ロッククライミングしないと辿り着けない教会群がエチオピアにありました。
Rock-hewn churches(岩窟教会)という英語のガイドブック(Lonely Planet)には文字情報のみ掲載されているものの、画像やビデオはなく、日本語情報もほとんどありません。
教会巡りでロッククライミングする羽目になるとは全く想像していませんでした。
photo by KM777
行き方
英語ガイド本によると、「公共交通機関で行けないこともない」そうですが、ミニバスの便はかなり少なく1日2日余計にかかると思われます。
私はエチオピア北部の街メケレ(Maleke)発の現地ツアーに参加しました。1泊2日(宿込み、参拝料込み、水・食事なし)で一人参加なら300ドル、2人参加なら計400ドルでした。
運行会社はアクスム(Aksum)のツアー会社だったので、アクスム(アフリカホテルの中にある代理店)で申し込めば割引交渉も可能かもしれません。
■コースはメケレ発の場合(アクスム発なら逆回り)
1日目 Makeleメケレ(地図の赤色部分)発、Howzenハウゼン(黄色)近郊の岩窟教会Abune Yamata等を見て、Howzen町中で宿泊。
2日目 DebreDamoデブレダモ教会(緑色)、Yehaイェハ寺院群(エメラルド色)経由Aksumアクスム(青色)着。
アブネ・ヤマタ教会
photo by KM777
メケレを出発したツアー車は、よく整備された道を快調に進みます。石積の家々や家畜をバックに広がる田園風景は素晴らしいです。
もし、エチオピア北部の5大観光地(アジスアベバ・アクスム・ラリベラ・ゴンダール・バハルダール)を飛行機だけで回るなら、このような車移動コースを組み込むとよいかもしれません。
photo by KM777
車で行けるところまで行って、ローカルガイドとともに歩き始めました。大きな木の下で横になっている男(チケット売り)から、入場チケットを買いガイドは言いました。
「あの山の上に教会がある」
少し先に見えるのは、断崖絶壁に近い山です。裏側に続く道でもあるのか、とそう思いながらついていきました。岩場をしばらく上っていくと、杖とサンダルがいくつかおいてあるところがありました。
何だろう、と思っていると、私にサンダルを脱ぐよう言います。傾斜70度くらいの岩肌を上っていくので、素足でないと危ないわけです。
photo by KM777
もうしばらく行くと、5人の地元民が座って休んでいました。見た目60歳近い高齢者もいます。
教会帰りで休んでいるのか、それともそこから先は険しいからここまで上って、あとは折り返す人たちなのかと思いました。

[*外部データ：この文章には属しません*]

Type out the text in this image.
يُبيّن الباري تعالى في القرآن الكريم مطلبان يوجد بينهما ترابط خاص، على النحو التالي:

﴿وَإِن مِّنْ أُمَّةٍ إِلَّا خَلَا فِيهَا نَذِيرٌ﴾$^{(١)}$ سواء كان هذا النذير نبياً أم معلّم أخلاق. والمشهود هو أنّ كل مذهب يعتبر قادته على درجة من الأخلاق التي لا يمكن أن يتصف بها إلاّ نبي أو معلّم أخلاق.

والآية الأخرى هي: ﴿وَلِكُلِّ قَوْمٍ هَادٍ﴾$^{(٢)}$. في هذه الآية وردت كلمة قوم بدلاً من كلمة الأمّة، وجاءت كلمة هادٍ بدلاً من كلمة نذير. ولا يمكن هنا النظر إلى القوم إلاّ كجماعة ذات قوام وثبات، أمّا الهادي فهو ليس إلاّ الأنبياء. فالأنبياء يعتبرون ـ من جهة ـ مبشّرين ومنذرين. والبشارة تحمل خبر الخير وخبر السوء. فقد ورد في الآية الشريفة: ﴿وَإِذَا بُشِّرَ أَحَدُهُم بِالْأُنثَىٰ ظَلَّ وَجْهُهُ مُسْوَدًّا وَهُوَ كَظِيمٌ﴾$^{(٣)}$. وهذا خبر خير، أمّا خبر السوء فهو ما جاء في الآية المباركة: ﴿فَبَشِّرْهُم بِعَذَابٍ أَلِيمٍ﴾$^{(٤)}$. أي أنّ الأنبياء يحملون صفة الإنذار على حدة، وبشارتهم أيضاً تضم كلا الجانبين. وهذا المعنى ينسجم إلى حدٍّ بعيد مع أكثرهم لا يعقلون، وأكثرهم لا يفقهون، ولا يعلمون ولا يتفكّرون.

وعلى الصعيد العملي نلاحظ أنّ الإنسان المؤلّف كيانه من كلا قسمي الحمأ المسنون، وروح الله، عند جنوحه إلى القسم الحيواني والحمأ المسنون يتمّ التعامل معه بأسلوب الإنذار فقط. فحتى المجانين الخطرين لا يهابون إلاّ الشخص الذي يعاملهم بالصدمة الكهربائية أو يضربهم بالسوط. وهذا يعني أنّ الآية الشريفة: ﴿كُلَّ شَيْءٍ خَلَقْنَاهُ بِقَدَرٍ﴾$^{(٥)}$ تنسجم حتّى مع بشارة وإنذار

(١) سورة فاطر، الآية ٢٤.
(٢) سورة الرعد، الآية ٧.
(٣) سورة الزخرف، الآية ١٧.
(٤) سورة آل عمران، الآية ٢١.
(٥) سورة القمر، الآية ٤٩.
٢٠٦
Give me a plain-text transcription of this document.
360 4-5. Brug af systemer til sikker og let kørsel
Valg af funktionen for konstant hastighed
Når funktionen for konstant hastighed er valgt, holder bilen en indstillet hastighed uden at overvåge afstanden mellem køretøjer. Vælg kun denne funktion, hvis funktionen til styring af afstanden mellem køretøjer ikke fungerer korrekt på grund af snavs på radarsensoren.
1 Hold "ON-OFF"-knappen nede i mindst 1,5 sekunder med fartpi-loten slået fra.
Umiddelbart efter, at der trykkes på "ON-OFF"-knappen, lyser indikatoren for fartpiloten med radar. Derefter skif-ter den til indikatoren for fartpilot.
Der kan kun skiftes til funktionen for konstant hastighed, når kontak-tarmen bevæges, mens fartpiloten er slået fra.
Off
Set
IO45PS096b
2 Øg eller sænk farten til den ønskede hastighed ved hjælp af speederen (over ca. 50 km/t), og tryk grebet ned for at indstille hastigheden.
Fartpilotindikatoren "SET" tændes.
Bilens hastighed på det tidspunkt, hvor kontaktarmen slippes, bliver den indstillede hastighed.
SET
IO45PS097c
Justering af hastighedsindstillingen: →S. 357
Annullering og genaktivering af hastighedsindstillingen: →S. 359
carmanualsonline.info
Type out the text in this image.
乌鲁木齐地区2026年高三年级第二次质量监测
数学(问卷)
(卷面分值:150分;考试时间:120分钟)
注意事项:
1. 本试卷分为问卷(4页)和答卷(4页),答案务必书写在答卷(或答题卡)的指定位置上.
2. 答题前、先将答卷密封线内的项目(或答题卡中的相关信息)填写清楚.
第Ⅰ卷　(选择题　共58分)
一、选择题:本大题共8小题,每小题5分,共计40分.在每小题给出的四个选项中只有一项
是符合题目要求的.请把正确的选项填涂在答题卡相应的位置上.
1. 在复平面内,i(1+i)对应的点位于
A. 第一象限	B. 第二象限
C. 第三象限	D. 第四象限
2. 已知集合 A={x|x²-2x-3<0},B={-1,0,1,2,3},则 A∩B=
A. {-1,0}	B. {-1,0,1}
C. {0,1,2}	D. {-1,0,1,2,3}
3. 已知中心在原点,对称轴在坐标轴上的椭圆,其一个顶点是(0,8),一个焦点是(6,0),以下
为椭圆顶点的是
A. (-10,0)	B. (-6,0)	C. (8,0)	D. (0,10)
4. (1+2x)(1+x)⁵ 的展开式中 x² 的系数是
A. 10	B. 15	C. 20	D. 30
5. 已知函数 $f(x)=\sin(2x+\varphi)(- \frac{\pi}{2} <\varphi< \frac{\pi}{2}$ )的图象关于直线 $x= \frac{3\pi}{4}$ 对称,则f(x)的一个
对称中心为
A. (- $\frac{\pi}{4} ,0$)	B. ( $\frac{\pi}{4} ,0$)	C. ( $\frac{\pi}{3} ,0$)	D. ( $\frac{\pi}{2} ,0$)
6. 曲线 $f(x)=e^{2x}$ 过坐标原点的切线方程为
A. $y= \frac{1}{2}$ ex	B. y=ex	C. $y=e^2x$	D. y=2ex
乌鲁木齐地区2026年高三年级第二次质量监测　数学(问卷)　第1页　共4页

さにあらず。彼らは、参拝者のロッククライミングを助けるヘルパーでした。
手足をひっかけられる穴はあるものの、高さ10m、ほぼ80度くらいの絶壁です。若い修道士風の男は先頭にたって上り始めました。びっくりするほどひょいひょいと上がっていきます。
photo by KM777
私には、ヘルパーが2人つき、上から引っ張り上げたり、手足の置き場を指示します。ヘルメットも命綱もないのがびっくりでしたが、何とか壁を上り切りました。
ヘルプが指さすところを見ると、洞窟の中に骸骨が…転落事故死なのかここで生を全うした人の遺骨なのか、それを聞く余裕はありませんでした。